Many promising results in mouse models of neurodegenerative disease have failed to translate to human studies, and Tsai said her team were keen to get started with clinical trials. The advantage of GENUS is that the technique not only simple to administer, but initial trials in healthy volunteers suggest it is free of negative side effects.
Thrillingly, the lab has already announced recruitment for a clinical trial involving GENUS for AD patients. Given the failure of many high-profile pharmacological interventions for AD, does Tsai think that non-invasive methods like GENUS and transcranial magnetic stimulation (TMS) will become more popular? “I think it is absolutely the way to go. Because it's so safe,” said Tsai. “And I think it doesn't cost that much compared to drugs developed in the pharmaceutical industry. I think the non-invasive sensory stimulation is particularly attractive because say with TMS, this patient will probably have to go to the hospital every day to receive stimulation. But with light, all you need is a simple light panel and speaker, everybody can do it at home.”
Despite the promising progress of Tsai’s research, one rather large question remains. We have a good grasp of the molecular changes that GENUS produces. Tsai’s talk showed that these were widespread; improved brain vasculature, reduced brain inflammation and changes to synaptic connections. But why would changes to electrical activity have these effects? Tsai said that this is the focus of the lab’s current research, alongside efforts to stimulate gamma rhythms using other senses.

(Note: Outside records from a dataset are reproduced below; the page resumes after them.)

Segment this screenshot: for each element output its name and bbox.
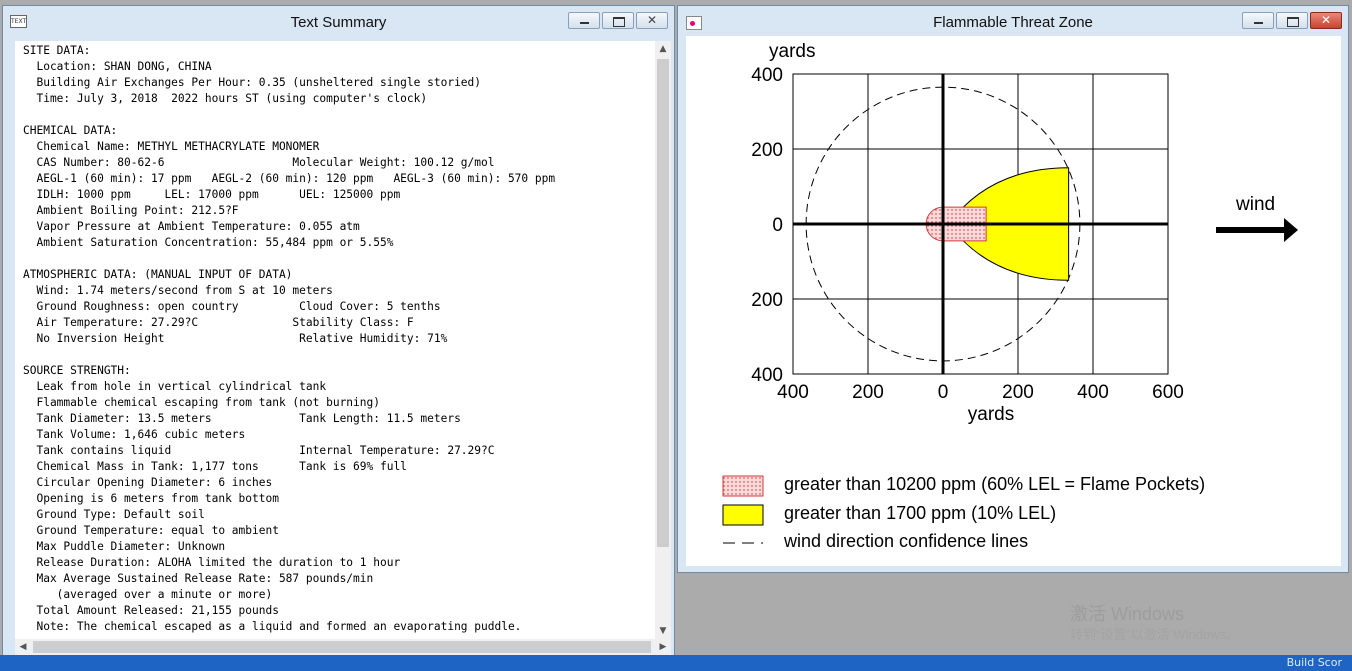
wind-label: wind (1235, 194, 1275, 215)
y-tick-label: 200 (751, 140, 783, 161)
x-axis-label: yards (968, 404, 1014, 425)
legend-swatch-flame-pockets (722, 475, 764, 497)
scroll-left-arrow-icon[interactable]: ◀ (15, 639, 31, 655)
activation-watermark-title: 激活 Windows (1070, 604, 1185, 624)
taskbar: Build Scor (0, 655, 1352, 671)
y-tick-label: 400 (751, 65, 783, 86)
legend-label-confidence-lines: wind direction confidence lines (783, 531, 1028, 551)
close-button[interactable]: ✕ (636, 12, 668, 29)
text-summary-titlebar[interactable]: TEXT Text Summary ✕ (3, 6, 674, 36)
x-tick-label: 400 (1077, 382, 1109, 403)
wind-arrow-icon (1216, 218, 1298, 242)
maximize-button[interactable] (602, 12, 634, 29)
close-icon: ✕ (1320, 13, 1332, 27)
y-tick-label: 0 (772, 215, 783, 236)
hscroll-thumb[interactable] (33, 641, 651, 653)
maximize-button[interactable] (1276, 12, 1308, 29)
threat-zone-titlebar[interactable]: Flammable Threat Zone ✕ (678, 6, 1348, 36)
horizontal-scrollbar[interactable]: ◀ ▶ (15, 639, 671, 655)
x-tick-label: 200 (1002, 382, 1034, 403)
x-tick-label: 600 (1152, 382, 1184, 403)
summary-text-area[interactable]: SITE DATA: Location: SHAN DONG, CHINA Bu… (15, 41, 655, 639)
x-tick-label: 200 (852, 382, 884, 403)
text-summary-window: TEXT Text Summary ✕ SITE DATA: Location:… (2, 5, 675, 661)
y-tick-label: 200 (751, 290, 783, 311)
minimize-button[interactable] (568, 12, 600, 29)
summary-text: SITE DATA: Location: SHAN DONG, CHINA Bu… (23, 44, 556, 633)
vertical-scrollbar[interactable]: ▲ ▼ (655, 41, 671, 639)
y-tick-label: 400 (751, 365, 783, 386)
legend-label-flame-pockets: greater than 10200 ppm (60% LEL = Flame … (784, 474, 1205, 494)
taskbar-text: Build Scor (1286, 656, 1342, 669)
threat-zone-window: Flammable Threat Zone ✕ 400 200 0 200 400 600… (677, 5, 1349, 573)
close-button[interactable]: ✕ (1310, 12, 1342, 29)
scroll-up-arrow-icon[interactable]: ▲ (655, 41, 671, 57)
scroll-down-arrow-icon[interactable]: ▼ (655, 623, 671, 639)
legend-swatch-10-lel (722, 504, 764, 526)
threat-zone-chart: 400 200 0 200 400 6004002000200400yardsyards … (722, 41, 1298, 551)
scroll-thumb[interactable] (657, 59, 669, 547)
x-tick-label: 0 (938, 382, 949, 403)
scroll-right-arrow-icon[interactable]: ▶ (655, 639, 671, 655)
close-icon: ✕ (646, 13, 658, 27)
threat-zone-plot-area: 400 200 0 200 400 600 400 200 0 200 400 yards yards … (686, 36, 1341, 566)
y-axis-label: yards (769, 41, 815, 62)
legend-label-10-lel: greater than 1700 ppm (10% LEL) (784, 503, 1056, 523)
minimize-button[interactable] (1242, 12, 1274, 29)
activation-watermark-text: 转到“设置”以激活 Windows。 (1070, 627, 1240, 642)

“We are discovering all the different cell types that respond to gamma rhythms: microglia, neurons, cells in the vasculature,” said Tsai. “Gamma rhythms produce all these fascinating changes in the cells’ behavior. And the changes converge to reduce pathology in this condition, but the fundamental question we still don't understand is “How do these different cells sense gamma rhythms?””

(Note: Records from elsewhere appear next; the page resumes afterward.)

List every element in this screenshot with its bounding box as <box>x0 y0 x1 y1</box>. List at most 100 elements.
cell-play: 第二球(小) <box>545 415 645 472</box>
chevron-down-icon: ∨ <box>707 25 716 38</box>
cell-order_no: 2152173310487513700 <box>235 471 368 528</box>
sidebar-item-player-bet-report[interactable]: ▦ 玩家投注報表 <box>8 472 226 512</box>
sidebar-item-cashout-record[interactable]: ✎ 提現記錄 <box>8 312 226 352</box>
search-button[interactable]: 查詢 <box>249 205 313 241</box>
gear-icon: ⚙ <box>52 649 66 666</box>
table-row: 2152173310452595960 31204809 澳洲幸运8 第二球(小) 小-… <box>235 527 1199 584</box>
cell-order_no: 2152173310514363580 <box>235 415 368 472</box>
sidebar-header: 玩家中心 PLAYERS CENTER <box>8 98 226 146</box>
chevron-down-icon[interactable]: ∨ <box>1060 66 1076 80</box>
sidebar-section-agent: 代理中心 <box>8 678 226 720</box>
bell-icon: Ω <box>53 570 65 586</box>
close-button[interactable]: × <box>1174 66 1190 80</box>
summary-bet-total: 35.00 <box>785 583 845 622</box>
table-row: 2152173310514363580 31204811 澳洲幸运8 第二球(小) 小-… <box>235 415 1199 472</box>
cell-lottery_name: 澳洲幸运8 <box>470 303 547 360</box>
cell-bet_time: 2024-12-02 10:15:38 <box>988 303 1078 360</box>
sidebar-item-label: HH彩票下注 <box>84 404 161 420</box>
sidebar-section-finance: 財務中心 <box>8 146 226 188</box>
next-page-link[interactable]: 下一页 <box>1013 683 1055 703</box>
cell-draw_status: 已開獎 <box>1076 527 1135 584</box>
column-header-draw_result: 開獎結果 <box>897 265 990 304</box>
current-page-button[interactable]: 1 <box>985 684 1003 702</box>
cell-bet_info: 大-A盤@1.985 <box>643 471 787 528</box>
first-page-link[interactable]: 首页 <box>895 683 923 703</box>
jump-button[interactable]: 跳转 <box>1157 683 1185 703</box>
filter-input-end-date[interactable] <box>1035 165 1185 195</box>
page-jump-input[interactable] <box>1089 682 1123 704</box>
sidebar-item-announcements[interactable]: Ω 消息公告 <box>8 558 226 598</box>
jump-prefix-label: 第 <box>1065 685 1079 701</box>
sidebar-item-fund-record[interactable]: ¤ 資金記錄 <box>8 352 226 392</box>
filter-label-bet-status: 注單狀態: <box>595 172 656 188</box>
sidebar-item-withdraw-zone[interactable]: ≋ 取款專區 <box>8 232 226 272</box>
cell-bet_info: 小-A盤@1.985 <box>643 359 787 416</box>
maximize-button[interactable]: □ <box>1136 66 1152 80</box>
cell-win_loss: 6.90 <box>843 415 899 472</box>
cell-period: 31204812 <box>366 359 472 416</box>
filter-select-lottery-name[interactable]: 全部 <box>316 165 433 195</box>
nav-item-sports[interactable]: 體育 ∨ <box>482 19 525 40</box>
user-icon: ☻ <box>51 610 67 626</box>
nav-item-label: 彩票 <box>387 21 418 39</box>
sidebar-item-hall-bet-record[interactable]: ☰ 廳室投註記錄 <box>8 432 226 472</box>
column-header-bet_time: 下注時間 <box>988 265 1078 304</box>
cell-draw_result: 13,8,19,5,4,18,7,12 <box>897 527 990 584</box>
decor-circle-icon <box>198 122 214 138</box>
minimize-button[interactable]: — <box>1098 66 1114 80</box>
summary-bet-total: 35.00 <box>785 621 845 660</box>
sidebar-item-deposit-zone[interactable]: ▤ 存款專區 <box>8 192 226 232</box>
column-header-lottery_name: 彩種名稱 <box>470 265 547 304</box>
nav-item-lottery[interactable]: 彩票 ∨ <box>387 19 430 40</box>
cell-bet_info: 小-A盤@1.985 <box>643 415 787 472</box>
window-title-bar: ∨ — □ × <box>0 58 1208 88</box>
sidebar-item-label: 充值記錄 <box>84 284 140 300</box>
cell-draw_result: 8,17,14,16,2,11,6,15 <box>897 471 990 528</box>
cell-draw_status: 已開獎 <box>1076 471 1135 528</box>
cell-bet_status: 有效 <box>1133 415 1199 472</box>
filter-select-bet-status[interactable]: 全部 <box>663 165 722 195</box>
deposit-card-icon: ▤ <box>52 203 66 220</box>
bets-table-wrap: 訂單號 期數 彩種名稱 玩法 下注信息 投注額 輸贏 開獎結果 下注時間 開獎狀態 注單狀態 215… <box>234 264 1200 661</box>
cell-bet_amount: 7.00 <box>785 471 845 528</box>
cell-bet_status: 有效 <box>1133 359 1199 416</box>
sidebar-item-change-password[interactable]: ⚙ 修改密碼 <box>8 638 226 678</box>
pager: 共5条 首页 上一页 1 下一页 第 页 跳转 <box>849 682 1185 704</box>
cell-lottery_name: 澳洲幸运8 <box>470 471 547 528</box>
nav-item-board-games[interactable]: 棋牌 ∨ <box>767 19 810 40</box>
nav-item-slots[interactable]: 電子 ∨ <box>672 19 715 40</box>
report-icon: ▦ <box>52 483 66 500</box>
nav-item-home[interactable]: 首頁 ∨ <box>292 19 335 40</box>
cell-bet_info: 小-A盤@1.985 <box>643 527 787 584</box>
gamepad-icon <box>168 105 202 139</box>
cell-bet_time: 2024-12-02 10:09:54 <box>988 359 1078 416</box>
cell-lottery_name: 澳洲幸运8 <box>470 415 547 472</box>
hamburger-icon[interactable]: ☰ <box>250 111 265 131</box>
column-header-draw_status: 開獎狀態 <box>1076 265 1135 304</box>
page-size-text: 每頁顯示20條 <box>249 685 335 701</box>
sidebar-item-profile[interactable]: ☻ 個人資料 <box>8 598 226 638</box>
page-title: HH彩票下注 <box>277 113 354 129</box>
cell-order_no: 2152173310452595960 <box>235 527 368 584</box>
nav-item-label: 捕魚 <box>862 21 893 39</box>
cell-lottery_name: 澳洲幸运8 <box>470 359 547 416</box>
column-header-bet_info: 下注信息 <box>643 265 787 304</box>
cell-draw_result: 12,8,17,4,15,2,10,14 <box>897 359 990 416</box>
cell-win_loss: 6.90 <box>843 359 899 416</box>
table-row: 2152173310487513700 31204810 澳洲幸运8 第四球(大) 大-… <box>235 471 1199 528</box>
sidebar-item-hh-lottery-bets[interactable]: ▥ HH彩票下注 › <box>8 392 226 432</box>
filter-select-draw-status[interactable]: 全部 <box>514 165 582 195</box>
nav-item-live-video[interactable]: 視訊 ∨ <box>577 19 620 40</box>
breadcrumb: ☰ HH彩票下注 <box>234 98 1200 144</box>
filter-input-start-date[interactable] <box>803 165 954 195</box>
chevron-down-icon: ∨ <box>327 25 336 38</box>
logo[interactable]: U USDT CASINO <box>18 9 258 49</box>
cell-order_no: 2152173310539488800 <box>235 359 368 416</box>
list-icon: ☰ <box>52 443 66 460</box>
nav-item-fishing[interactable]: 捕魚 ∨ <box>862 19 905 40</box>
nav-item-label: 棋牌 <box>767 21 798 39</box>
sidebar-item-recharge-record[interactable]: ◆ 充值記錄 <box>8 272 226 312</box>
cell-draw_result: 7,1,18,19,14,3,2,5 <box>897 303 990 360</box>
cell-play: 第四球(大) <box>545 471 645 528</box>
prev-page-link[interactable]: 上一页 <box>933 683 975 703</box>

Could people without AD boost their brain with a light and sound show? Tsai said that their current data suggests that young, healthy mice were not affected by the gamma rhythms. But research is advancing at a rapid pace. Given the scale of AD’s effect on society, it needs to. “We just published our first paper in 2016,” said Tsai. “I would say the field has already moved very fast. But human testing always takes time. For the FDA to say whether this thing is really effective or not, they usually want to see you test hundreds, if not thousands of patients, so it takes time.”